The more I read, the more it appears that in the past college used to be a big deal; It was a way to heighten your intellect, learn, and go back into the world with your knowledge and put it to good use; And maybe if you’re really good, help make the world a better place.  I am ashamed of my generation because college is now an excuse to get away from Mommy and Daddy to obsess over Facebook and your iPhone, excessively drink, and sleep around with anyone who has a pair of legs. It makes me laugh though because all these Mrs. Puff lookalikes passed and got their diplomas just like I did.  At first that bothered me because I worked hard in school.  I always have and I don’t care how nerdy that makes me sound, but it’s true.  But then I reinforced the thought I’ve always had since high school that grades really don’t matter.  GPAs really don’t matter.  It’s what you get out of the experience what counts and that alone shapes who you become as a individual.  It’s what you can take with what you’ve learned and how you’ve learned it and apply it to your future, whether you’re employed or not.  I live in a materialist generation where everyone cares about the wrong things.  I wish I could persuade everyone to disconnect from their devices and put down their credit cards and persuade them to read again, things they’ve always wanted to read, philosophize and think and dream, to talk about art and music that’s not on the radio.  Maybe that’s my utopia or something.  But life’s too short to keep partying like you’re 18.  Life’s too short to keep playing Candy Crush and post Facebook statuses for attention.  Do something, make something, create something, teach yourself something.  Engage in conversation that’s not gossip.  What about Life?  You’re living in right now and you don’t even know it.  Put down the phone and marvel in the world before you have back problems and become bedridden.  Take care of yourself and stop destroying your body so you don’t die later on down the road when you finally decide that life means something to you.  By numbing yourself with technology and bullshit you are committing an act of the slowest suicide.

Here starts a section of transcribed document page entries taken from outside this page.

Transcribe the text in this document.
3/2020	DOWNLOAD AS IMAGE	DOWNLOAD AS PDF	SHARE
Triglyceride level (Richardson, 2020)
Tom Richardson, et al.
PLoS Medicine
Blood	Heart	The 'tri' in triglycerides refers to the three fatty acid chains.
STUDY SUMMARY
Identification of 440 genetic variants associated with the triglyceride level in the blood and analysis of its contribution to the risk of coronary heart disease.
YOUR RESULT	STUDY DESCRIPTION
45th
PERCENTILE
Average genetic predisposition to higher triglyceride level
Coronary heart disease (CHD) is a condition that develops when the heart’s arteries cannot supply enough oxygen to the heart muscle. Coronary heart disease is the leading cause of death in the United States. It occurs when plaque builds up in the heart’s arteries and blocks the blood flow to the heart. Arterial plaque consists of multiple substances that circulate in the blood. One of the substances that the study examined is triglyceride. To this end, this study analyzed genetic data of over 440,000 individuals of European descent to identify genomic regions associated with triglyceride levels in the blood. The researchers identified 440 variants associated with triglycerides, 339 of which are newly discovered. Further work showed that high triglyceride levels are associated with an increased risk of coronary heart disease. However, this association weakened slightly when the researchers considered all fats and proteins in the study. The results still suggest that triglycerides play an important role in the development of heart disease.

Graduate school will not fill your void but will only delay the inevitable.  Once you’ve achieved all you possibly can within an academic spectrum, you will realize the worst thing of all – That you have missed Life.  And you will realize all the things you made time for and thought were important only caused you anxiety, frustration, debt, and grey hair.  Then you will slowly fall into yourself and realize you don’t know who you are, who your friends are, what you’re doing here, and the job (if you end up finding one) you swore would provide everything for you and be the answer to all your problems, you will realize that that job is not enough.  And you will be older and feel the weight of time tightening its grip around your throat.

Now more than ever is the time to self-discover, read, and be alone for awhile.  To hell with the system we live in. Let us meditate on ourselves, learn as much as we can (without the burden of papers and tests), and shape the future to display positivity, togetherness, and love.  Those three things unite like no other.  Enough of chasing the broken American Dream that died with Gatsby, enough with ignoring our loved ones, enough with staying inside when the sky is so blue.  Let’s breathe and ask ourselves what our soul is really yearning for.  Let’s not suppress it with empty promises and the hollow shell of graduate school.